Osteoclasts are bone-dissolving cells that are extracted from a type of immune cell referred to as macrophages. These cells are required for the renewal and maintenance of bones. However, the intracellular mechanisms by which macrophages change into osteoclasts are yet to be completely understood.

Role of the protein Cpeb4 in the generation of cells critical to bone maintenance. Image Credit: Tokyo University of Science.

Scientists at the Tokyo University of Science have now revealed the role of a protein known as Cpeb4 involved in this process. Their outcomes indicate promising therapeutic targets for osteoporosis and arthritis, both of which are bone and joint diseases.

Rheumatoid arthritis and osteoporosis are also chronic joint diseases that affect millions of people across the world, specifically the elderly population, impacting their quality of life. A significant factor in both of these diseases is the extreme activity of bone-dissolving cells known as osteoclasts.

Differentiation from a specific type of immune cell, known as macrophage, results in the formation of osteoclasts, which then acquire their unique role to maintain bones and joints, that is, disintegrating bone tissues to enable osteoblasts, another cell type, to repair and remodel the skeletal system.

Generally, a couple of intracellular processes are involved in this differentiation: first, transcription, in which a messenger RNA, or mRNA, is formed from the genetic data in DNA, and then, translation, in which the genetic information in the mRNA is decoded to create proteins that carry out specific functions in the cell.

Ever since the discovery of the role played by a specific protein, known as RANKL, in the formation of osteoclasts, researchers have solved a significant part of the mystery regarding which types of cell signaling routes and transcription networks control the generation of osteoclasts. Despite this, the post-transcription cellular processes involved continue to be elusive.

Researchers at Tokyo University of Science in Japan have now revealed the function of a protein, referred to as Cpeb4, in this complicated process. The study has been published in the Biochemical and Biophysical Research Communications journal.

Belonging to the “cytoplasmic polyadenylation element binding (CPEB)” class of proteins, Cpeb4 binds to RNA and controls translational activation and repression and also the “alternative splicing” mechanisms that create protein variants.

CPEB proteins are implicated in various biological processes and diseases, such as autism, cancer, and red blood cell differentiation. However, their functions in osteoclast differentiation are not clearly known. Therefore, we conducted a series of experiments to characterize a protein from this family, Cpeb4, using cell cultures of mouse macrophages.”

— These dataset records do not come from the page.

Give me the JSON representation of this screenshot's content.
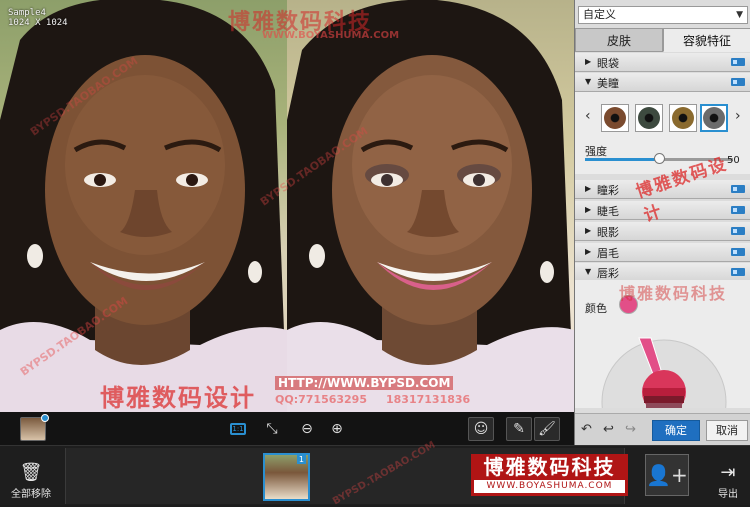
{
  "image_info": {
    "name": "Sample4",
    "size": "1024 X 1024"
  },
  "watermarks": {
    "brand_cn": "博雅数码科技",
    "brand_design": "博雅数码设计",
    "site_url": "WWW.BOYASHUMA.COM",
    "http_url": "HTTP://WWW.BYPSD.COM",
    "qq": "QQ:771563295",
    "phone": "18317131836",
    "taobao": "BYPSD.TAOBAO.COM"
  },
  "panel": {
    "preset_value": "自定义",
    "tabs": [
      {
        "label": "皮肤",
        "active": false
      },
      {
        "label": "容貌特征",
        "active": true
      }
    ],
    "sections": [
      {
        "label": "眼袋",
        "expanded": false
      },
      {
        "label": "美瞳",
        "expanded": true
      },
      {
        "label": "瞳彩",
        "expanded": false
      },
      {
        "label": "睫毛",
        "expanded": false
      },
      {
        "label": "眼影",
        "expanded": false
      },
      {
        "label": "眉毛",
        "expanded": false
      },
      {
        "label": "唇彩",
        "expanded": true
      }
    ],
    "eye_swatches": [
      {
        "color": "#7a4a2e",
        "selected": false
      },
      {
        "color": "#3d4a3f",
        "selected": false
      },
      {
        "color": "#8a6a2e",
        "selected": false
      },
      {
        "color": "#6b6b6b",
        "selected": true
      }
    ],
    "strength": {
      "label": "强度",
      "value": 50,
      "display": "50"
    },
    "lip": {
      "color_label": "颜色",
      "current_color": "#e24f88",
      "wheel_colors": [
        "#b81e3c",
        "#d9365b",
        "#7a1a2b",
        "#8e4a5a"
      ]
    },
    "ok_label": "确定",
    "cancel_label": "取消"
  },
  "bottom": {
    "remove_all_label": "全部移除",
    "export_label": "导出",
    "film_count": "1"
  }
}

Dr Tadayoshi Hayata, Study Lead, Tokyo University of Science

Numerous cell culture experiments were performed in which mouse macrophages were activated with the RANKL protein to trigger the differentiation of osteoclasts, and this was followed by monitoring the evolution of the cultures.

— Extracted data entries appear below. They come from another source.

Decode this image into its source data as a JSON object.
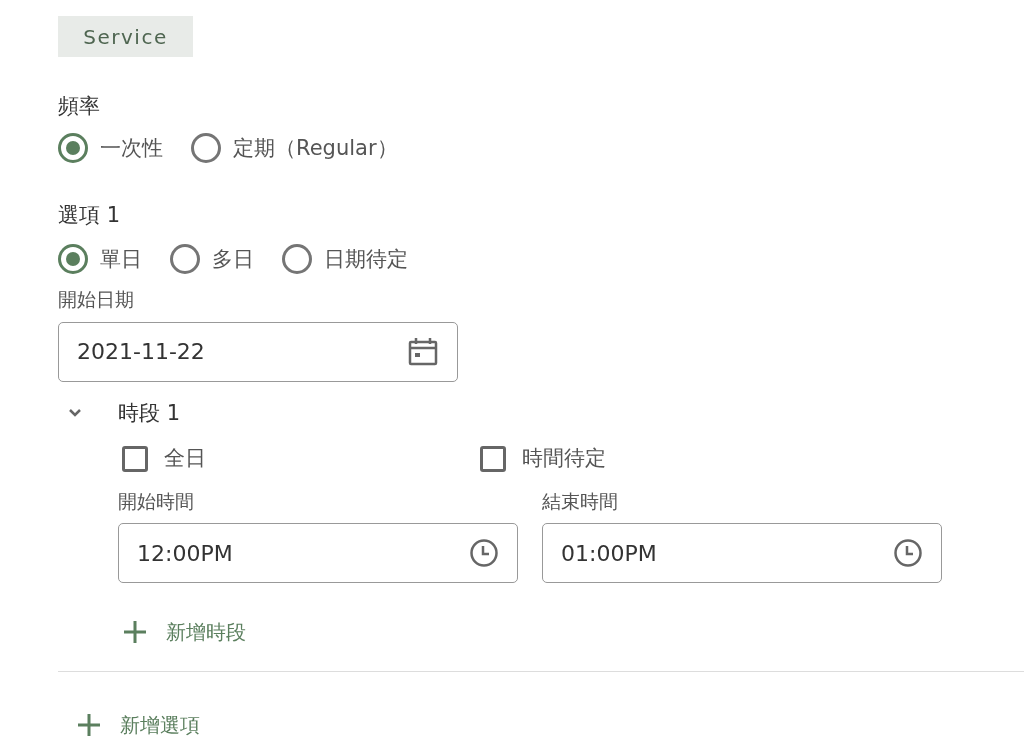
{
  "tag": "Service",
  "frequency": {
    "label": "頻率",
    "options": [
      {
        "label": "一次性",
        "selected": true
      },
      {
        "label": "定期（Regular）",
        "selected": false
      }
    ]
  },
  "option": {
    "title": "選項 1",
    "day_types": [
      {
        "label": "單日",
        "selected": true
      },
      {
        "label": "多日",
        "selected": false
      },
      {
        "label": "日期待定",
        "selected": false
      }
    ],
    "start_date": {
      "label": "開始日期",
      "value": "2021-11-22"
    },
    "time_slot": {
      "title": "時段 1",
      "expanded": true,
      "checkboxes": [
        {
          "label": "全日",
          "checked": false
        },
        {
          "label": "時間待定",
          "checked": false
        }
      ],
      "start_time": {
        "label": "開始時間",
        "value": "12:00PM"
      },
      "end_time": {
        "label": "結束時間",
        "value": "01:00PM"
      },
      "add_button": "新增時段"
    }
  },
  "add_option_button": "新增選項"
}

The researchers initially found that the expression of the Cpeb4 protein, and thus the amount of the Cpeb4 protein, increased during the differentiation of osteoclasts. The scientists then observed the changes in the location of the Cpeb4 protein inside the cells through immunofluorescence microscopy.

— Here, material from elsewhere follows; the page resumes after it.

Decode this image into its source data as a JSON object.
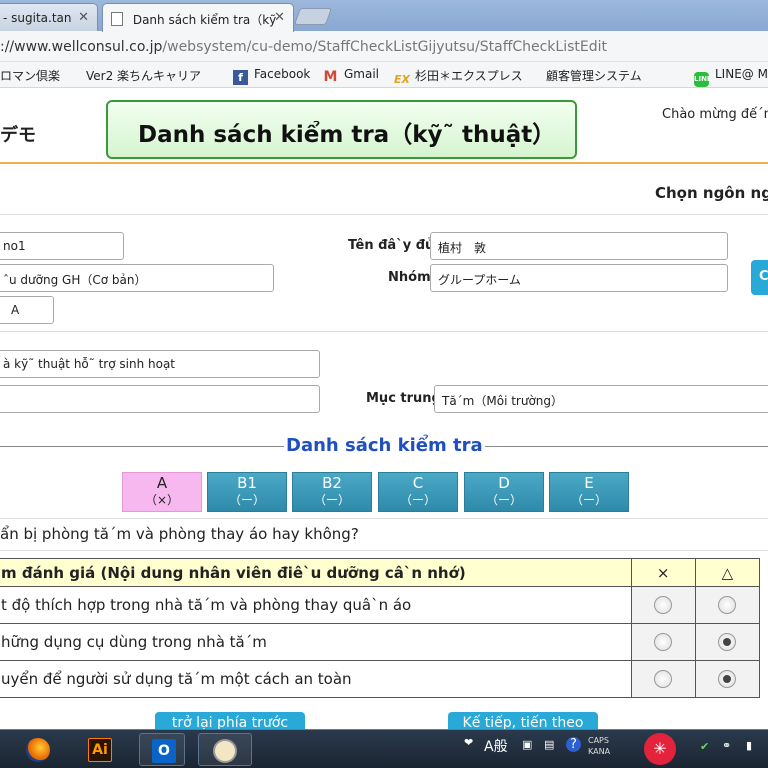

They observed that Cpeb4 shifts from the cytoplasm into the nuclei while presenting certain shapes (osteoclasts tend to combine together and form cells with numerous nuclei). This shows that the function of Cpeb4 linked to the differentiation of osteoclasts is probably performed within the nuclei.

To find out how the stimulation of the RANKL protein results in Cpeb4 relocalization, the researchers selectively “inhibited” or repressed a few of the proteins that become involved “downstream” in the intracellular signaling routes induced by the stimulation.

The researchers eventually discovered two routes as required for the process. However, additional experiments will be needed to completely learn the sequence of events that occur and all the proteins involved.

Dr. Hayata with his research team finally showed that the Cpeb4 protein is definitely required for the formation of osteoclasts using macrophage cultures in which the Cpeb4 protein was actively depleted. The cells in these cultures did not experience any additional differentiation to become osteoclasts.

When combined together, the outcomes may pave the way to interpret the cellular mechanisms involved in the formation of osteoclasts.

Our study sheds light on the important role of the RNA-binding protein Cpeb4 as a positive ‘influencer’ of osteoclast differentiation. This gives us a better understanding of the pathological conditions of bone and joint diseases and may contribute to the development of therapeutic strategies for major diseases like osteoporosis and rheumatoid arthritis.”

Dr Tadayoshi Hayata, Study Lead, Tokyo University of Science

It is hoped that a better understanding of the generation of osteoclasts enabled by this research will eventually translate into a better quality of life for individuals living with painful bone and joint diseases.